Companies evaluating the deployment of autonomous agents in their operations face an architectural decision, not a technological one. Granting an autonomous system administrator-level privileges over critical infrastructure, without isolating those capabilities in contained environments, auditing each installed skill, and maintaining continuous monitoring for anomalous behavior, is to transfer operational control to a system whose manipulation surface is natural language. And natural language has no firewall.
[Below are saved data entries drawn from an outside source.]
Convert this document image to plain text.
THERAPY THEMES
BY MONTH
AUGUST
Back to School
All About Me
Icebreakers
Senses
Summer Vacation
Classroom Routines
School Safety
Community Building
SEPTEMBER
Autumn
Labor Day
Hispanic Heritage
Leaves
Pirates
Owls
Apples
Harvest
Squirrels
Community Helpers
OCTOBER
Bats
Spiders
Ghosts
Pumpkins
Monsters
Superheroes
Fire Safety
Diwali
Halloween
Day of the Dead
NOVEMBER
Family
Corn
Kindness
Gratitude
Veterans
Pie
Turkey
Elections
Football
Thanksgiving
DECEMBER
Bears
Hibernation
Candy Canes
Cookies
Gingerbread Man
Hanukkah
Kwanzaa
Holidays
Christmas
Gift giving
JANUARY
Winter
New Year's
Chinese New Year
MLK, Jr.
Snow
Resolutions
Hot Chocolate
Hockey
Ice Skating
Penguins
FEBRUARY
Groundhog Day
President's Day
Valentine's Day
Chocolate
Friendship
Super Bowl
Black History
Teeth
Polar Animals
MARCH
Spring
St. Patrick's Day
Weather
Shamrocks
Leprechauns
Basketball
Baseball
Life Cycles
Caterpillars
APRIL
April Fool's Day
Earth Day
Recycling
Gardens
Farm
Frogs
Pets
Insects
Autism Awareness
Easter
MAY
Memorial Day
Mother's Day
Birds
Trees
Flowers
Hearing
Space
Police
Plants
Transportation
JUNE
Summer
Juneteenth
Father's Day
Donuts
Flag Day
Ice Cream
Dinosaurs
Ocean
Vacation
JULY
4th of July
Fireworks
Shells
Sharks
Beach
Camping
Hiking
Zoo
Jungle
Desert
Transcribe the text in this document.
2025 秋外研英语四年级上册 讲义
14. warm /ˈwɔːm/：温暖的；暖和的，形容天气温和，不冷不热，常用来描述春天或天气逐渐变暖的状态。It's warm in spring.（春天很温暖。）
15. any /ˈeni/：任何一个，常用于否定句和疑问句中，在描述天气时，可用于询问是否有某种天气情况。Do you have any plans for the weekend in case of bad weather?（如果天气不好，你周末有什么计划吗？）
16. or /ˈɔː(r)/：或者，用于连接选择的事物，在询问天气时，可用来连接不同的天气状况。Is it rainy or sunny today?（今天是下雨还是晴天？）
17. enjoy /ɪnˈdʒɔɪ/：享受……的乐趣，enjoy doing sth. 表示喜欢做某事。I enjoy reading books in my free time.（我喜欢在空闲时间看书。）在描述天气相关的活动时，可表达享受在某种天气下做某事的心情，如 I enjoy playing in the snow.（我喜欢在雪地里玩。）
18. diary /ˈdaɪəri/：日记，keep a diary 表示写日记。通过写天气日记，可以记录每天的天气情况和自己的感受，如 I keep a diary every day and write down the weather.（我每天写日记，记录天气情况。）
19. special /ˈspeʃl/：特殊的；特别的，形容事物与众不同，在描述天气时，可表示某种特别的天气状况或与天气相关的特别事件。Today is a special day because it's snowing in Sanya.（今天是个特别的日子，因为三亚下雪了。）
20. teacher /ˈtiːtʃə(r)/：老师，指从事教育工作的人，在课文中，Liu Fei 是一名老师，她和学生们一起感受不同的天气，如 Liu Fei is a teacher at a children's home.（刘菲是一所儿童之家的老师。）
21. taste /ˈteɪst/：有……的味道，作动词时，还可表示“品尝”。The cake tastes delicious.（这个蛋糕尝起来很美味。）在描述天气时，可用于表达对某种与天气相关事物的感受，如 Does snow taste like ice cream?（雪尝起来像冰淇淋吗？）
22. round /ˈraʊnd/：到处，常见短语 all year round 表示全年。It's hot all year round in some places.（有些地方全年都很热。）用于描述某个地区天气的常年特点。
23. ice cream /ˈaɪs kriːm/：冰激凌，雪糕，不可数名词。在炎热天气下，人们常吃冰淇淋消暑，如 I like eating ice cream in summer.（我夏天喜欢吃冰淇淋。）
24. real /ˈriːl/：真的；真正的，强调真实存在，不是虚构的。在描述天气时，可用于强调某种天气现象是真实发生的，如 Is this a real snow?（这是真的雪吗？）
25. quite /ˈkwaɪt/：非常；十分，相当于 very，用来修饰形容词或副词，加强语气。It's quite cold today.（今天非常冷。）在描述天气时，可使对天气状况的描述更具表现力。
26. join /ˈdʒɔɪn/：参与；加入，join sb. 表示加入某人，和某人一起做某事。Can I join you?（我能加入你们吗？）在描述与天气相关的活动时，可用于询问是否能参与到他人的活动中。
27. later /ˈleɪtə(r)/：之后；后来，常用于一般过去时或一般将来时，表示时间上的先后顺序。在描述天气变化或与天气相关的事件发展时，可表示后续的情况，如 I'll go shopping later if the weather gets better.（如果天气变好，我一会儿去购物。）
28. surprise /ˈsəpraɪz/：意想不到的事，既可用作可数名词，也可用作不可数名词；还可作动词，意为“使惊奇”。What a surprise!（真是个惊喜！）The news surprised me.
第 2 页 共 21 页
The mandate for any C-Level executive evaluating this category of tools is clear: the business model of a provider of autonomous agents must explicitly reveal how it internalizes the cost of security, who pays for marketplace moderation, what isolation mechanisms are active by default, and what happens when an agent operates under manipulated instructions. If those answers are not in the contract, they are in the incident response budget of the customer. Leaders who deploy these tools as if they were conventional productivity software will discover that the real cost of autonomy is set by the attacker, not the provider.